Liseye geçene kadar sabretseydiniz Sanat Güneşi’ni dinlemek için...
- Yok canım... Bir gün 19 Mayıs provaları için Şeref Stadı’na gitmiştik. Zeki Müren gösterilere katılmıyordu ama bizimle beraber provalara geliyordu. Bir arkadaşımla birlikte Zeki Bey’in yanına düştük.
Yine laf mı soktu size?
- Hayır, bu sefer Vedat’la bana “Hasta numarası yapın, gidip gezelim” dedi. Ben iki büklüm “midem, midem”, Vedat da “başım, başım”... Zeki Bey koştu hocanın yanına, “Bunlar hastalandı ne yapayım?” dedi. “Başından ayrılma, al bunları okula git” diye cevap vermiş hoca da...
Zeki Bey’in hain planları var galiba...
- Aynen, doğruca Yıldız Parkı’na gittik. Sesimi merak etti, bana solfej yaptırdı ve “Senden hiçbir şey olmaz, sakın niyet etme şarkıcılığa” dedi. Arada saklambaç, birdirbir, uzuneşek oynadık ve döndük okula...
Bu olaydan sonra okulda da size iyi davranmaya başlamıştır herhalde.
- 9. sınıfta ayrıldım. Eniştem subaydı, çok cimri bir adamdı. Babama “Bu kadar masraf yapmana gerek yok. Çocuk yakışıklı, Heybeliada Deniz Koleji’ne sokalım, bedava okur” dedi. Hiç fikrim sorulmadan Deniz Koleji’nin imtihanlarına sokuldum.

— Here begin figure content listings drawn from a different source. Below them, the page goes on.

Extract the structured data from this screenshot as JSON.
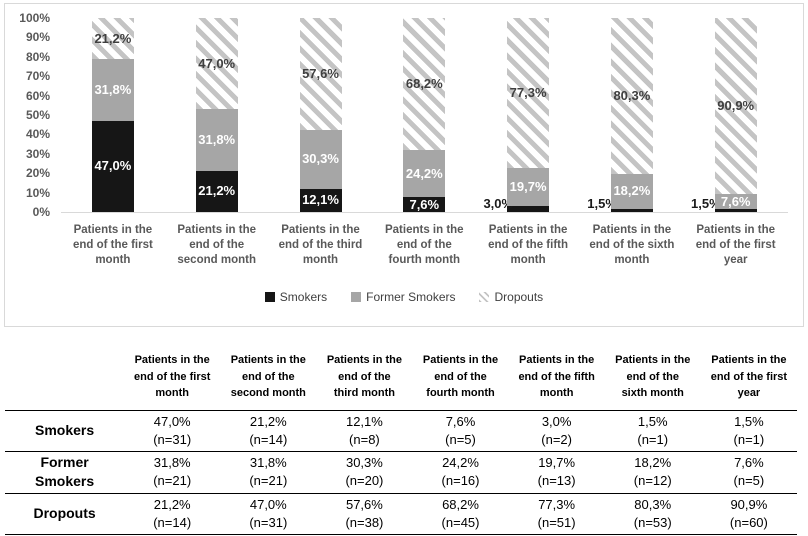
{
  "chart_data": {
    "type": "bar",
    "subtype": "stacked-100-percent",
    "title": "",
    "xlabel": "",
    "ylabel": "",
    "ylim": [
      0,
      100
    ],
    "grid": false,
    "legend_position": "bottom-center",
    "y_ticks": [
      "100%",
      "90%",
      "80%",
      "70%",
      "60%",
      "50%",
      "40%",
      "30%",
      "20%",
      "10%",
      "0%"
    ],
    "categories": [
      "Patients in the\nend of the first\nmonth",
      "Patients in the\nend of the\nsecond month",
      "Patients in the\nend of the third\nmonth",
      "Patients in the\nend of the\nfourth month",
      "Patients in the\nend of the fifth\nmonth",
      "Patients in the\nend of the sixth\nmonth",
      "Patients in the\nend of the first\nyear"
    ],
    "series": [
      {
        "name": "Smokers",
        "fill": "solid",
        "color": "#161616",
        "label_color": "#ffffff",
        "outside_label_color": "#1a1a1a",
        "values": [
          47.0,
          21.2,
          12.1,
          7.6,
          3.0,
          1.5,
          1.5
        ],
        "labels": [
          "47,0%",
          "21,2%",
          "12,1%",
          "7,6%",
          "3,0%",
          "1,5%",
          "1,5%"
        ]
      },
      {
        "name": "Former Smokers",
        "fill": "solid",
        "color": "#a6a6a6",
        "label_color": "#ffffff",
        "values": [
          31.8,
          31.8,
          30.3,
          24.2,
          19.7,
          18.2,
          7.6
        ],
        "labels": [
          "31,8%",
          "31,8%",
          "30,3%",
          "24,2%",
          "19,7%",
          "18,2%",
          "7,6%"
        ]
      },
      {
        "name": "Dropouts",
        "fill": "diagonal-hatch",
        "color": "#c4c4c4",
        "label_color": "#3f3f3f",
        "values": [
          21.2,
          47.0,
          57.6,
          68.2,
          77.3,
          80.3,
          90.9
        ],
        "labels": [
          "21,2%",
          "47,0%",
          "57,6%",
          "68,2%",
          "77,3%",
          "80,3%",
          "90,9%"
        ]
      }
    ]
  },
  "legend": {
    "items": [
      "Smokers",
      "Former Smokers",
      "Dropouts"
    ]
  },
  "table": {
    "col_headers": [
      "Patients in the\nend of the first\nmonth",
      "Patients in the\nend of the\nsecond month",
      "Patients in the\nend of the\nthird month",
      "Patients in the\nend of the\nfourth month",
      "Patients in the\nend of the fifth\nmonth",
      "Patients in the\nend of the\nsixth month",
      "Patients in the\nend of the first\nyear"
    ],
    "rows": [
      {
        "label": "Smokers",
        "cells": [
          {
            "pct": "47,0%",
            "n": "(n=31)"
          },
          {
            "pct": "21,2%",
            "n": "(n=14)"
          },
          {
            "pct": "12,1%",
            "n": "(n=8)"
          },
          {
            "pct": "7,6%",
            "n": "(n=5)"
          },
          {
            "pct": "3,0%",
            "n": "(n=2)"
          },
          {
            "pct": "1,5%",
            "n": "(n=1)"
          },
          {
            "pct": "1,5%",
            "n": "(n=1)"
          }
        ]
      },
      {
        "label": "Former\nSmokers",
        "cells": [
          {
            "pct": "31,8%",
            "n": "(n=21)"
          },
          {
            "pct": "31,8%",
            "n": "(n=21)"
          },
          {
            "pct": "30,3%",
            "n": "(n=20)"
          },
          {
            "pct": "24,2%",
            "n": "(n=16)"
          },
          {
            "pct": "19,7%",
            "n": "(n=13)"
          },
          {
            "pct": "18,2%",
            "n": "(n=12)"
          },
          {
            "pct": "7,6%",
            "n": "(n=5)"
          }
        ]
      },
      {
        "label": "Dropouts",
        "cells": [
          {
            "pct": "21,2%",
            "n": "(n=14)"
          },
          {
            "pct": "47,0%",
            "n": "(n=31)"
          },
          {
            "pct": "57,6%",
            "n": "(n=38)"
          },
          {
            "pct": "68,2%",
            "n": "(n=45)"
          },
          {
            "pct": "77,3%",
            "n": "(n=51)"
          },
          {
            "pct": "80,3%",
            "n": "(n=53)"
          },
          {
            "pct": "90,9%",
            "n": "(n=60)"
          }
        ]
      }
    ]
  },
  "colors": {
    "smokers": "#161616",
    "former_smokers": "#a6a6a6",
    "dropouts_hatch": "#c4c4c4",
    "axis_text": "#595959",
    "chart_border": "#d9d9d9",
    "table_rule": "#000000"
  }
}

İtiraz hakkınız yok tabii.
- Ne itirazı? Babama soru bile sormak imkansızdı. “Gideceksin” dedi, “Peki” deyip başımı önüme eğdim. Fakat benim başka sinsi planlarım vardı. Hiçbir şey yazmadım kağıda ki beni okula almasınlar diye. 188 kişi alacaklardı, gel gör ki torpille 188’inci olarak beni aldılar.